Na also Alex  ... ganz umsonst provoziert  da sieht man mal wieder das es doch noch verantwortungsbewusste Tierhalter gibt  

@dani na da gibt es demnächst ja mal wieder eine nette Teichbaugeschichte hier zu lesen.  Vergiss nicht alles mit Fotos zu dokumentieren und zu berichten. 

Viel Erfolg mit dem neuen Koi - Heim ! 

Wolf


----------



## katja (9. Juli 2008)

*AW: Neue Bilder unserer Bande!*

hallo dani und rainer!

vom 4.11.07


			
				DaniJeep schrieb:
			
		

> Hallo zusammen!
> Im Moment sind ja alle ( und das sind 5 Stück mit dem Shusui 6) in ner Innenhälterung übern Winter. da stehen zwei große Beecken. Im Moment, das stimmt, hat der Teich 4000 l und die Koi sind erst seit diesem Jahr dort. Ich denke, das ist gerade noch vertretbar, da der größte Koi erst 30cm hat.
> Aber da sie ja fleißig am wachsen sind, wird, wie schon geschrieben im Frühjahr der Teich vergrößert, und dann haben sie ja massig Platz!!!
> Viele Grüße
> Dani




frühjahr is doch schon durch......


ich hatte mich schon für die kois gefreut, dass sie endlich in ihren neuen großen teich durften, aber ihr habt ja noch gar nicht gebuddelt 




ok, hab eben deinen nachtrag gelesen, dann ist das was anderes


----------



## DaniJeep (9. Juli 2008)

*AW: Neue Bilder unserer Bande!*

Halolo Katja!
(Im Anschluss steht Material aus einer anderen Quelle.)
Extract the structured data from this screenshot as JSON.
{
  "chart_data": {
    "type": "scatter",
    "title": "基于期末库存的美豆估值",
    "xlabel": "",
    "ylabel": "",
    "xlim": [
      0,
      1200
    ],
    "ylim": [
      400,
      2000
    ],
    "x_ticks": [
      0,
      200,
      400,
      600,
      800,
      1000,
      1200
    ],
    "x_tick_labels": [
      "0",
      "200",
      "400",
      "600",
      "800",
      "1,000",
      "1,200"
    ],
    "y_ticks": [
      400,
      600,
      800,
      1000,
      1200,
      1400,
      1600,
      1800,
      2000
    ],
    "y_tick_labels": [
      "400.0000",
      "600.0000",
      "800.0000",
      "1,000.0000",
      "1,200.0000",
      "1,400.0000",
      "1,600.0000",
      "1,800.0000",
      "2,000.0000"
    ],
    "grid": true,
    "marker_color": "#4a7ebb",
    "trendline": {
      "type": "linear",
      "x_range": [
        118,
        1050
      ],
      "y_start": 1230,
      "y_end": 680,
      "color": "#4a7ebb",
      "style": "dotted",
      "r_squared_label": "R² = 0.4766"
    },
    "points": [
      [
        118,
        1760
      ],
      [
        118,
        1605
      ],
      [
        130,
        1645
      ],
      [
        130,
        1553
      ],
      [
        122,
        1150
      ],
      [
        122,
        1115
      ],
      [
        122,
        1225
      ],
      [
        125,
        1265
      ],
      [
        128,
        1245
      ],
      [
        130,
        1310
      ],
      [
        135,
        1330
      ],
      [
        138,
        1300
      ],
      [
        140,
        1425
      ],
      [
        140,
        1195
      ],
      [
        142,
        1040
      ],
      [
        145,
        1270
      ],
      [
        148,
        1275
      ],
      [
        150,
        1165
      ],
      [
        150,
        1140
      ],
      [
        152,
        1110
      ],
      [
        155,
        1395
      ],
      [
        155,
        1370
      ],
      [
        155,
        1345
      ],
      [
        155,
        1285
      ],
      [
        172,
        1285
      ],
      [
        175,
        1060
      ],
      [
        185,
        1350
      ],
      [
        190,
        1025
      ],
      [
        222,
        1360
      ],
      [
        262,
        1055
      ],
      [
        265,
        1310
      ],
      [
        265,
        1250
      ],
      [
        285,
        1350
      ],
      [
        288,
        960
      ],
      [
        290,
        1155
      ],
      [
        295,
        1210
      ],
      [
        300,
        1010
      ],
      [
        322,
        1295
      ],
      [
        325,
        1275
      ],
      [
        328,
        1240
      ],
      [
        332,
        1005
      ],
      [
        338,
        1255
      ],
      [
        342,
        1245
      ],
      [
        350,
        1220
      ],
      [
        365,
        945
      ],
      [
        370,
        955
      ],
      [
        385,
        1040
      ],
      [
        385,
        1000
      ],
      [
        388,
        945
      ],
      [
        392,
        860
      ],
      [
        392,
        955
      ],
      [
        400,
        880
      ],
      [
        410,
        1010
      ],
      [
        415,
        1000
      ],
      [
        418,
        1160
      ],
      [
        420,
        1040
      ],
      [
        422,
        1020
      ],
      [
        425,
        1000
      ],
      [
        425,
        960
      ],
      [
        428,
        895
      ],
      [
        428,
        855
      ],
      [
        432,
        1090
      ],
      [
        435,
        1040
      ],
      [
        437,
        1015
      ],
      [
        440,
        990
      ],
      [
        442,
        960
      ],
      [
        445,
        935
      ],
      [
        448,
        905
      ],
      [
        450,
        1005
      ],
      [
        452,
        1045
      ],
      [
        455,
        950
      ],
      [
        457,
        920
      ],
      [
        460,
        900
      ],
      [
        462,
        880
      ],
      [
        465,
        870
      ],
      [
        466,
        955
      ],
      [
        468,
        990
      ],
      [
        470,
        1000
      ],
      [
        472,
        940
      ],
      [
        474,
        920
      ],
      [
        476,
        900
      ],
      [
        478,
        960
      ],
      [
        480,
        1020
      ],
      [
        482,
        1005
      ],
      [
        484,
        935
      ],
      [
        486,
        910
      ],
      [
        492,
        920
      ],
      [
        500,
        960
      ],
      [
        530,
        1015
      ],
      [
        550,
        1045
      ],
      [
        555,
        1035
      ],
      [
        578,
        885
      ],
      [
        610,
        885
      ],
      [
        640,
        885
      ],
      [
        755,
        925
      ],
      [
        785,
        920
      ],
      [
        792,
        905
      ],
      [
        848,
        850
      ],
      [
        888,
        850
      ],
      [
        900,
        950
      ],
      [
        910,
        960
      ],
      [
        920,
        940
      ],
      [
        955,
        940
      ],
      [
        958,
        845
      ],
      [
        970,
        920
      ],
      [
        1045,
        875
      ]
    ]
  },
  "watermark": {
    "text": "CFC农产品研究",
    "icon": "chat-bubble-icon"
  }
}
Ja, da hast Du recht, die Teichvergrößerung war für dieses Jahr geplant, aber da wir ursprünglich den Plan hatten, den neuen Filter dann im Keller zu bauen mit Schwerkraftsystem und dies aber leider nach vielen hin und hergrübeln und zu Rate ziehen einen Teichbauers nicht so ohne Weiteres möglich war, mussten wir das Projekt verschieben. Und da uns gerade das Thema Filterung sehr wichtig ist und es ja dann ohne weiteren Umbau gelingen soll, möchten wir die Zeit nun nutzen, alles mit einem Fachmann genauestens zu planen! Und dann haben unsere Paddler ein (hoffentlich)wunderschönes zu Hause wo sie dann kräftig weiter wachsen können!
Achja, für unsere Shubukins und Goldis haben wir in der Nachbarschaft ein wunderschönes neues zu Hause gefunden, so dass unsereKoi nun unter sich sind! Ausser unsere uralte Goldidame. Die hat den Altersruhesitz bei uns verdient! Ist schon fast 20 Jahre alt!
Viele Grüße
Dani und Rainer


----------



## Christine (9. Juli 2008)

*AW: Neue Bilder unserer Bande!*



			
				DaniJeep schrieb:
			
		

> Ausser unsere uralte Goldidame. Die hat den Altersruhesitz bei uns verdient! Ist schon fast 20 Jahre alt!



Hallo Dani und Rainer,

das find ich doch nett.  

Aber hoffentlich sind die Koi auch lieb zu ihr. Und nicht, das sie ihre Kumpels vermisst.


----------



## DaniJeep (9. Juli 2008)

*AW: Neue Bilder unserer Bande!*

Hallo Christine!

Auf dem ersten Bild ganz links neben dem Silbernen, das ist Sie! Zugegeben, Sie ist nicht mehr die schönste, hat einige Pigmentstörungen und verliert etwas Farbe, aber in diesem hohen Alter ist das schon okay! Und an Ihrer doch beeindruckenden Größe von ca. 27 cm merkt man, dass ihr das Koifutter auch sehr gut bekommt!  Die Koi sind sehr lieb zu ihr und dadurch dass Sie etwas schneller ist als die Koi, bekommt Sie auch enug zu fressen! Ich glaube ja, Sie denkt Sie wär ein Koi! 
Viele Grüße
Dani und Rainer


----------



## AMR (9. Juli 2008)

*AW: Neue Bilder unserer Bande!*



			
				Wuzzel schrieb:
			
		

> Na also Alex  ... ganz umsonst provoziert  da sieht man mal wieder das es doch noch verantwortungsbewusste Tierhalter gibt
> 
> @dani na da gibt es demnächst ja mal wieder eine nette Teichbaugeschichte hier zu lesen.  Vergiss nicht alles mit Fotos zu dokumentieren und zu berichten.
> 
> ...



tja wolf... ich bin beeindruckt obwohl ich ja nicht provozieren wollte, sondern dani nur mal vorwarnen^^


----------



## Koi-Uwe (9. Juli 2008)

*AW: Neue Bilder unserer Bande!*

..... sind ja nicht alle Böse hier


----------